Merchant Warehouse, a provider of merchant accounts and credit card processing solutions, has a plan to keep shoppers' personal and financial information safe and secure this holiday season.
Protecting customer data starts with the IT and physical security practitioners, but restaurant and other retail operators should include a checklist for cashiers on the front line. Here are a few tips from the industry experts to keep consumers safe this shopping season:
Make sure the security software is on. Ensure all systems that access the Internet are protected with anti-malware technology.
Knowledge is power. Conduct awareness training. Awareness of common techniques and an understanding of how to identify malicious content can go a long way toward proactive prevention.
Monitor the networks. Comprehensive monitoring of both the network and the client will help you trend threats, identify weakness in your existing enterprise and if necessary, give you the tools to identify and contain a breach if one occurs.
Segment the networks. If you're a merchant bound by the requirements of the PCI security standard, you should be doing this anyway. The idea is to make it so hackers can't access the goods, even if they manage to break into another part of the network.

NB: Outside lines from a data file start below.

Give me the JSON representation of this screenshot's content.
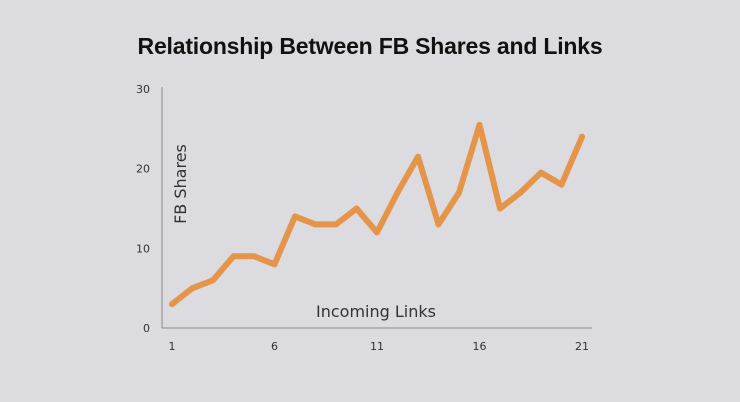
{
  "chart_data": {
    "type": "line",
    "title": "Relationship Between FB Shares and Links",
    "xlabel": "Incoming Links",
    "ylabel": "FB Shares",
    "x": [
      1,
      2,
      3,
      4,
      5,
      6,
      7,
      8,
      9,
      10,
      11,
      12,
      13,
      14,
      15,
      16,
      17,
      18,
      19,
      20,
      21
    ],
    "series": [
      {
        "values": [
          3,
          5,
          6,
          9,
          9,
          8,
          14,
          13,
          13,
          15,
          12,
          17,
          21.5,
          13,
          17,
          25.5,
          15,
          17,
          19.5,
          18,
          24
        ]
      }
    ],
    "x_ticks": [
      1,
      6,
      11,
      16,
      21
    ],
    "y_ticks": [
      0,
      10,
      20,
      30
    ],
    "xlim": [
      1,
      21
    ],
    "ylim": [
      0,
      30
    ],
    "grid": false,
    "line_color": "#e5954a"
  }
}
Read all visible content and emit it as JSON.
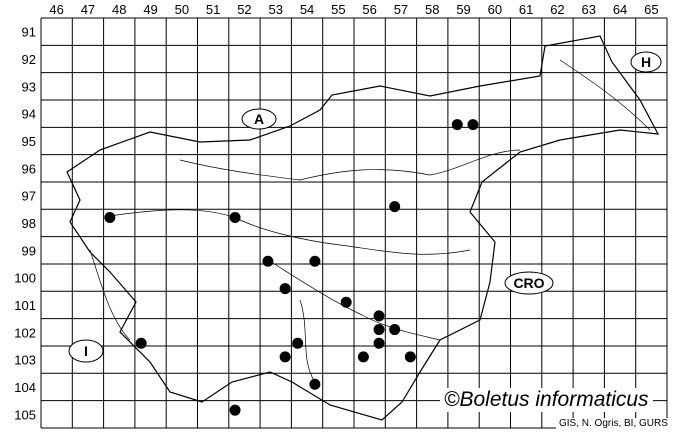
{
  "map": {
    "columns": [
      "46",
      "47",
      "48",
      "49",
      "50",
      "51",
      "52",
      "53",
      "54",
      "55",
      "56",
      "57",
      "58",
      "59",
      "60",
      "61",
      "62",
      "63",
      "64",
      "65"
    ],
    "rows": [
      "91",
      "92",
      "93",
      "94",
      "95",
      "96",
      "97",
      "98",
      "99",
      "100",
      "101",
      "102",
      "103",
      "104",
      "105"
    ],
    "region_labels": {
      "austria": "A",
      "hungary": "H",
      "croatia": "CRO",
      "italy": "I"
    },
    "dot_color": "#000000",
    "records": [
      {
        "col": 58.8,
        "row": 94.4
      },
      {
        "col": 59.3,
        "row": 94.4
      },
      {
        "col": 56.8,
        "row": 97.4
      },
      {
        "col": 47.7,
        "row": 97.8
      },
      {
        "col": 51.7,
        "row": 97.8
      },
      {
        "col": 52.75,
        "row": 99.4
      },
      {
        "col": 54.25,
        "row": 99.4
      },
      {
        "col": 53.3,
        "row": 100.4
      },
      {
        "col": 55.25,
        "row": 100.9
      },
      {
        "col": 56.3,
        "row": 101.4
      },
      {
        "col": 56.3,
        "row": 101.9
      },
      {
        "col": 56.8,
        "row": 101.9
      },
      {
        "col": 48.7,
        "row": 102.4
      },
      {
        "col": 56.3,
        "row": 102.4
      },
      {
        "col": 53.7,
        "row": 102.4
      },
      {
        "col": 53.3,
        "row": 102.9
      },
      {
        "col": 55.8,
        "row": 102.9
      },
      {
        "col": 57.3,
        "row": 102.9
      },
      {
        "col": 54.25,
        "row": 103.9
      },
      {
        "col": 51.7,
        "row": 104.85
      }
    ]
  },
  "credit": {
    "title": "©Boletus informaticus",
    "source": "GIS, N. Ogris, BI, GURS"
  }
}
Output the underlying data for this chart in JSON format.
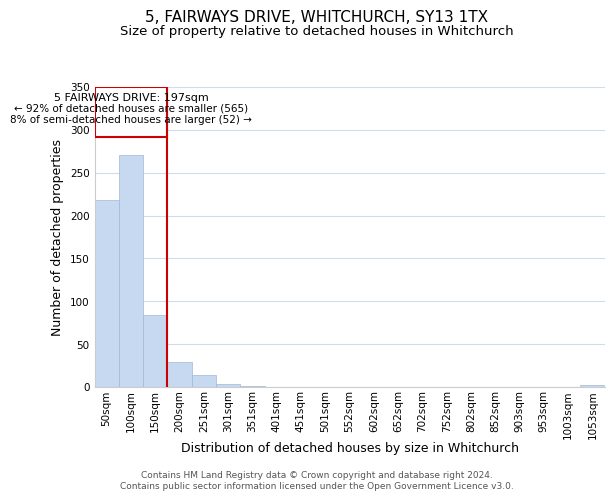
{
  "title": "5, FAIRWAYS DRIVE, WHITCHURCH, SY13 1TX",
  "subtitle": "Size of property relative to detached houses in Whitchurch",
  "xlabel": "Distribution of detached houses by size in Whitchurch",
  "ylabel": "Number of detached properties",
  "bar_color": "#c6d9f0",
  "bar_edge_color": "#a0b8d8",
  "bin_labels": [
    "50sqm",
    "100sqm",
    "150sqm",
    "200sqm",
    "251sqm",
    "301sqm",
    "351sqm",
    "401sqm",
    "451sqm",
    "501sqm",
    "552sqm",
    "602sqm",
    "652sqm",
    "702sqm",
    "752sqm",
    "802sqm",
    "852sqm",
    "903sqm",
    "953sqm",
    "1003sqm",
    "1053sqm"
  ],
  "bar_heights": [
    218,
    271,
    84,
    29,
    14,
    4,
    1,
    0,
    0,
    0,
    0,
    0,
    0,
    0,
    0,
    0,
    0,
    0,
    0,
    0,
    2
  ],
  "ylim": [
    0,
    350
  ],
  "yticks": [
    0,
    50,
    100,
    150,
    200,
    250,
    300,
    350
  ],
  "property_line_x": 3,
  "property_line_label": "5 FAIRWAYS DRIVE: 197sqm",
  "annotation_line1": "← 92% of detached houses are smaller (565)",
  "annotation_line2": "8% of semi-detached houses are larger (52) →",
  "annotation_box_color": "#ffffff",
  "annotation_box_edge": "#cc0000",
  "vline_color": "#cc0000",
  "footer1": "Contains HM Land Registry data © Crown copyright and database right 2024.",
  "footer2": "Contains public sector information licensed under the Open Government Licence v3.0.",
  "bg_color": "#ffffff",
  "grid_color": "#d0dce8",
  "title_fontsize": 11,
  "subtitle_fontsize": 9.5,
  "axis_label_fontsize": 9,
  "tick_fontsize": 7.5,
  "footer_fontsize": 6.5,
  "annot_fontsize": 8.0
}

Bad things in store for those who store. Another basic requirement of PCI security is that companies store as little card holder data after transactions as possible. The more that's stored, the more damage companies and customers can suffer at the hands of data thieves.
Encrypt it. Verify that your company has an encrypted card reader to ensure PCI compliance and, more importantly, to ensure the bad guys can't use what they steal.
As Ronald Reagan used to say, "Trust but verify." Ensure address verification system and card verification values match (i.e. 3 or 4 digit in signature panel).
Verify signature block. Sure, cashiers get overwhelmed when there's a long line of impatient people in front of them. But an important part of stopping credit card fraud is to check the signature block, particularly if the signature is worn out.
PIN the tail on the transaction. As a rule, PIN debit transactions are more secure (and typically cheaper) than signature-based transactions.